Ce qui ne sera pas le cas d’Ed Wood ni de Mars Attacks. Dans les 2 cas, Burton veut rendre hommage à un certain cinéma bis. Le public ne suit pas. Ed Wood, malgré son noir et blanc éblouissant, son casting démentiel et surtout sa réussite totale n’engrange donc que 5,8 millions ! L’échec de Mars Attacks intervient après le triomphe absolu d’Independence Day ! Les Américains ont clairement fait leur choix entre la version sérieuse et optimiste d’Emmerich face à la version cynique de Burton. Personnellement, je peux les comprendre. Encombré de personnages inutiles et cabotins et handicapé par un script parfois faiblard (on rappelle que l’on a affaire à l’adaptation d’un jeu de cartes !), Mars Attacks est qui plus est un film schizophrène. Il entend rendre hommage aux séries B (voire Z) des années 50, mais utilise des martiens animés en 3D au lieu d’images par images à la Jason et les Argonautes. Avec le recul, le film s’est bonifié. Certains séances (toutes celles avec Pierce Brosnan par exemple) sont brillantes et Natalie Portman illumine tous les passages où elle apparait. Enfin, en faisant triompher les sans grades, Burton donne une fois de plus sa préférence aux marginaux. Mais 37 millions, pour un budget de 80, signe clairement la fin de la récréation. Burton doit repartir dans le giron des studios et mettre de côté, du moins de manière visible, ses obsessions.

 

Il va donc se refaire une santé avec Sleepy Hollow, La planète des Singes et Charlie. Il se permet tout de même le très beau Big Fish, avec un Ewan Mc Gregor totalement à contre-emploi. Sans être un échec (66 millions), Big Fish ne rameute pas autant les foules  que Burton l’espérait.

 

Alors que Charlie et la chocolaterie triomphe, le cinéaste offre aux fans d’animations en stop motion Les noces funèbres ! Un film burtonien en diable, gothique et merveilleusement freaks ! 53 millions seulement rentreront dans les caisses, mais cela le satisfait car il avait travaillé sur ce film presque à ses heures perdues, durant 5 ans. 

 

Sweeney Todd ne sera pas un triomphe non plus malgré ses atouts : la présence de Johnny Depp, les chansons, l’adaptation d’un spectacle renommé.

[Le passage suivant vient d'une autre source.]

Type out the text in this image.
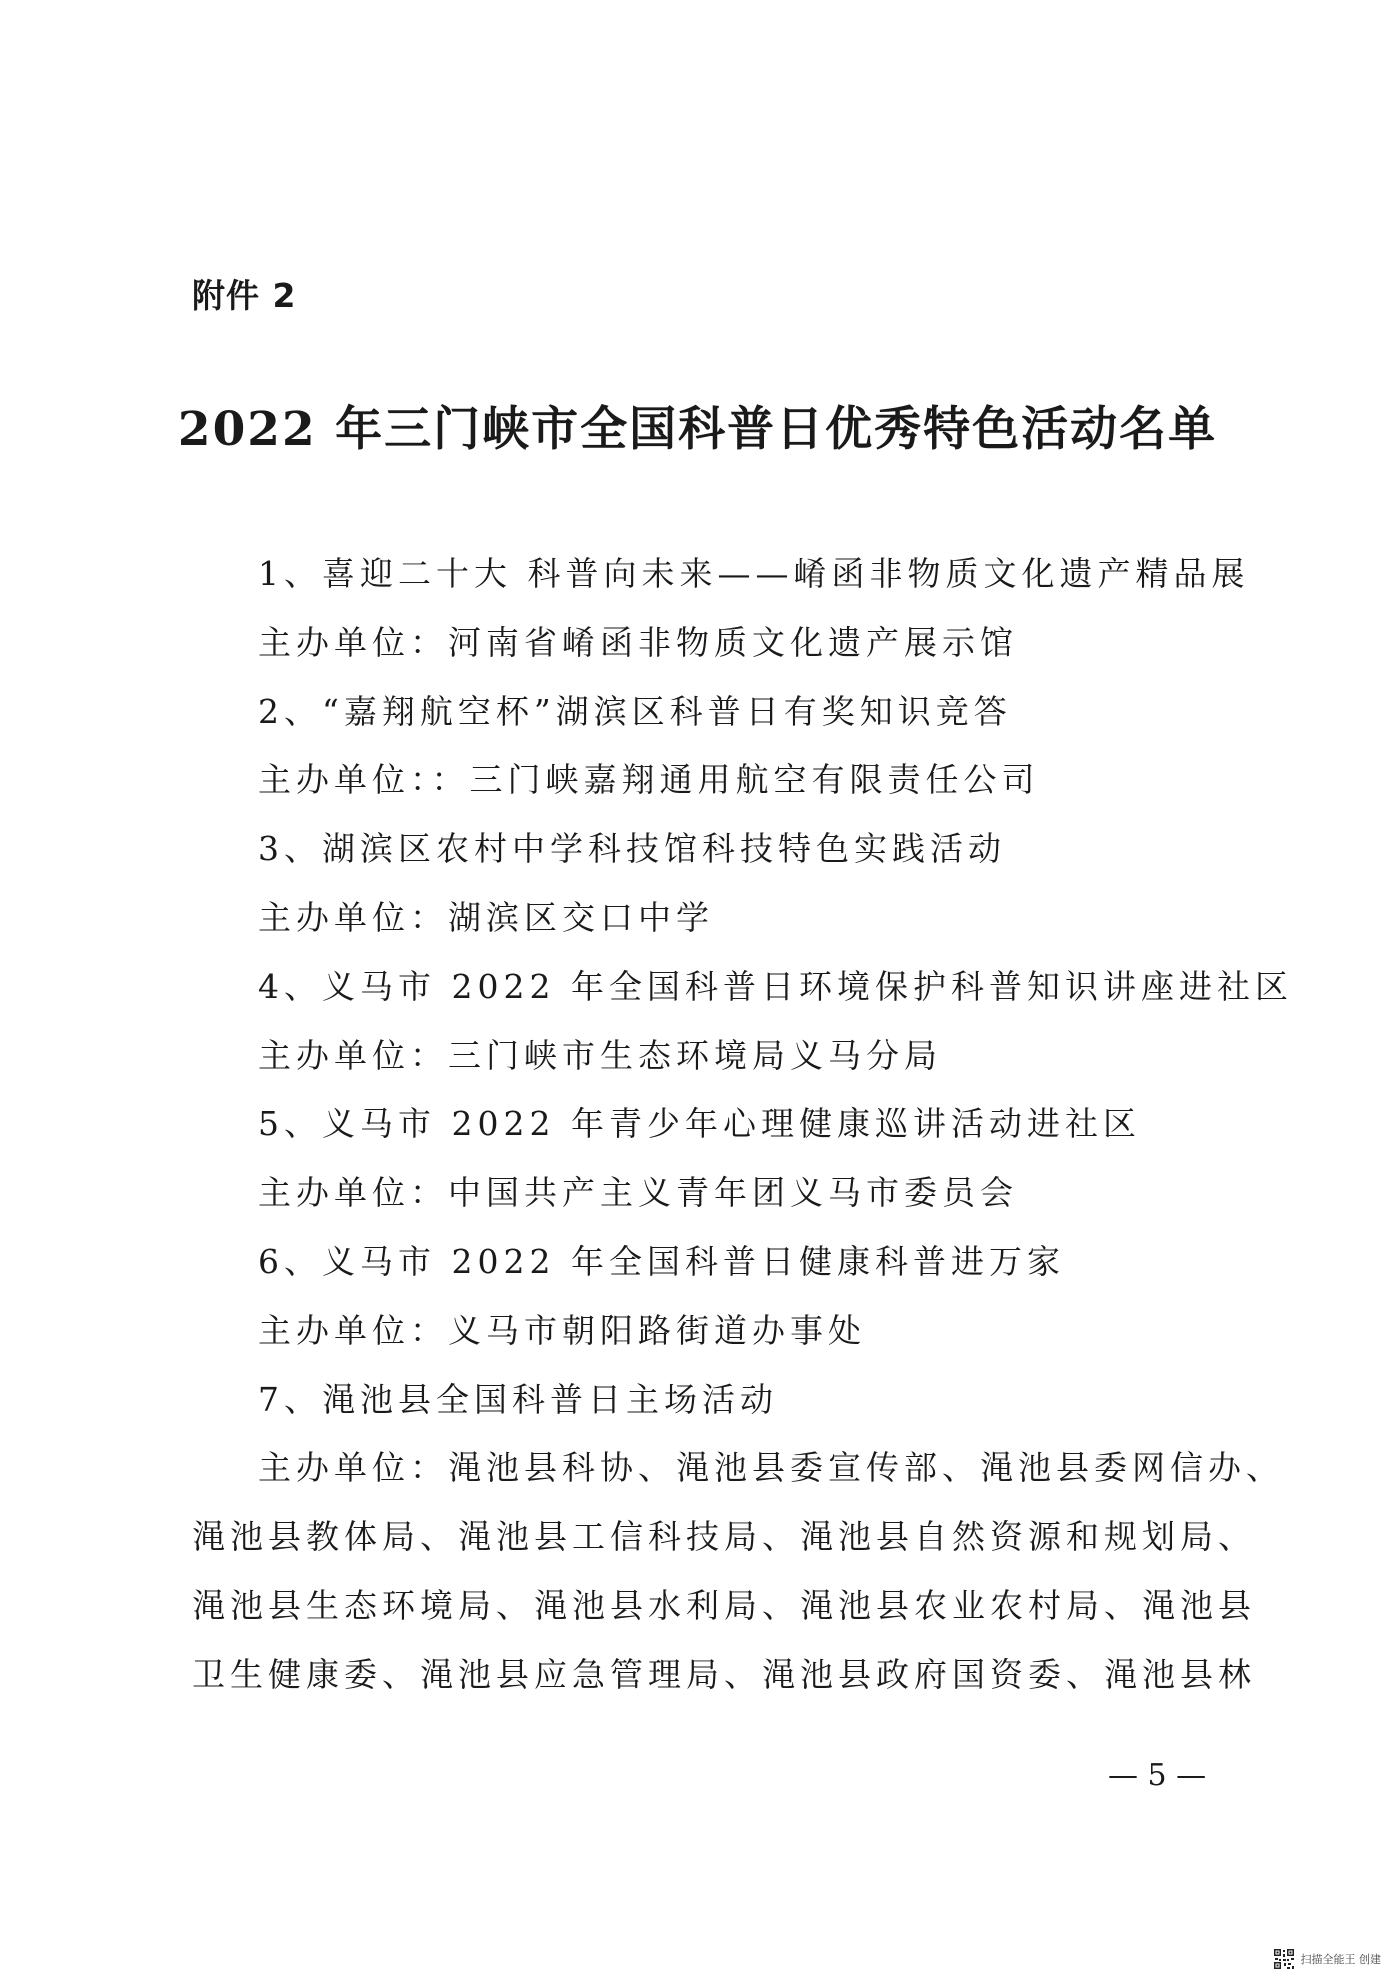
附件 2
2022 年三门峡市全国科普日优秀特色活动名单
1、喜迎二十大 科普向未来——崤函非物质文化遗产精品展
主办单位：河南省崤函非物质文化遗产展示馆
2、“嘉翔航空杯”湖滨区科普日有奖知识竞答
主办单位：：三门峡嘉翔通用航空有限责任公司
3、湖滨区农村中学科技馆科技特色实践活动
主办单位：湖滨区交口中学
4、义马市 2022 年全国科普日环境保护科普知识讲座进社区
主办单位：三门峡市生态环境局义马分局
5、义马市 2022 年青少年心理健康巡讲活动进社区
主办单位：中国共产主义青年团义马市委员会
6、义马市 2022 年全国科普日健康科普进万家
主办单位：义马市朝阳路街道办事处
7、渑池县全国科普日主场活动
主办单位：渑池县科协、渑池县委宣传部、渑池县委网信办、
渑池县教体局、渑池县工信科技局、渑池县自然资源和规划局、
渑池县生态环境局、渑池县水利局、渑池县农业农村局、渑池县
卫生健康委、渑池县应急管理局、渑池县政府国资委、渑池县林
— 5 —
扫描全能王 创建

Le public fidèle suit, mais le grand public se fait tirer l’oreille. Résultat, 52,8 millions de recettes. Tim Burton ne tournera plus pendant 3 ans jusqu’au triomphe d’Alice.

 

Remis en scène par ce carton planétaire, il replonge avec jubilation dans ses films, et non ceux des autres, même si Dark Shadows s’apparente tout de même à un calcul de studio (Depp+Burton+série télévisée culte). Avec 79 millions de recette, Dark Shadows est loin de rembourser son énorme budget de 150. Pourtant, malgré ses défauts, il présente tous les archétypes burtoniens : des anti-héros décalés, du gothique à tous les étages et une certaine attirance pour le mal. 

 

Mais ses deux oeuvres suivantes vont recevoir un accueil glacial ! Frankenweenie, génial démarquage de l’oeuvre de Mary Reilley, ne prend que 35 millions au box office, malgré ses qualités évidentes. L’animation en volume ne séduit plus à l’heure de la 3D et le côté macabre (mais assumé) rebute le jeune public. Dommage, car il passe à côté d’un pur moment de poésie !

 

Big Eyes fait encore pire avec 14,4 millions. La tentative de Burton de (re)conquérir un public adulte tombe à plat. Il est vrai que Big Eyes n’est pas son meilleur métrage. Mais un Burton moyen reste tout de même largement au dessus de pas mal de films !

 

Il est un peu tôt pour savoir jusqu’où ira Miss Peregrine et les enfants particuliers. Son démarrage honnête (28 millions) ne lui permettra sans doute pas de passer la barre de 100, sauf si le bouche oreille fonctionne bien et rembourser ses 110 millions de budget sur le territoire US reste utopique.

 

Ce petit survol de 32 ans de films de Tim Burton montre que l’univers si particulier qu’il affectionne ne marche pas toujours auprès du grand public. D’un point de vue qualitatif, on ne peut mettre que 2 films en dessous des autres selon moi  , Mars Attacks et Big Eyes. Pour les autres, malgré leurs quelques défauts, on est sûr à 100% de trouver un film original, fascinant, peuplé de personnages étranges, décalés. Sa mise en scène élégante, sa volonté de mettre en avant de superbes décors (la quasi totalité de ses films est tournée en studio), son refus du conformisme lui ont permis de construire une oeuvre véritable, sans doute moins variée que celle d’un éclectique style Spielberg ou Howard, mais on sait rien qu’en voyant quelques images que l’on regarde un film de Tim Burton.

 

Ses 18 films ont rapporté 1,78 milliards aux USA , une moyenne de presque 100 millions donc ! Ses échecs ou semi-échecs sont largement compensés par ses cartons. C’est sans doute pour cela que les studios continuent  à lui faire confiance, que les cinéphiles aiment disserter sur son oeuvre et que votre serviteur se targue de les posséder tous, que cela soit en Laserdisc, DVD ou Blu-ray à l’exception d’un seul : Pee-Wee, que j’ai pourtant vu dans une séance de cinéma en plein air il y a bien longtemps !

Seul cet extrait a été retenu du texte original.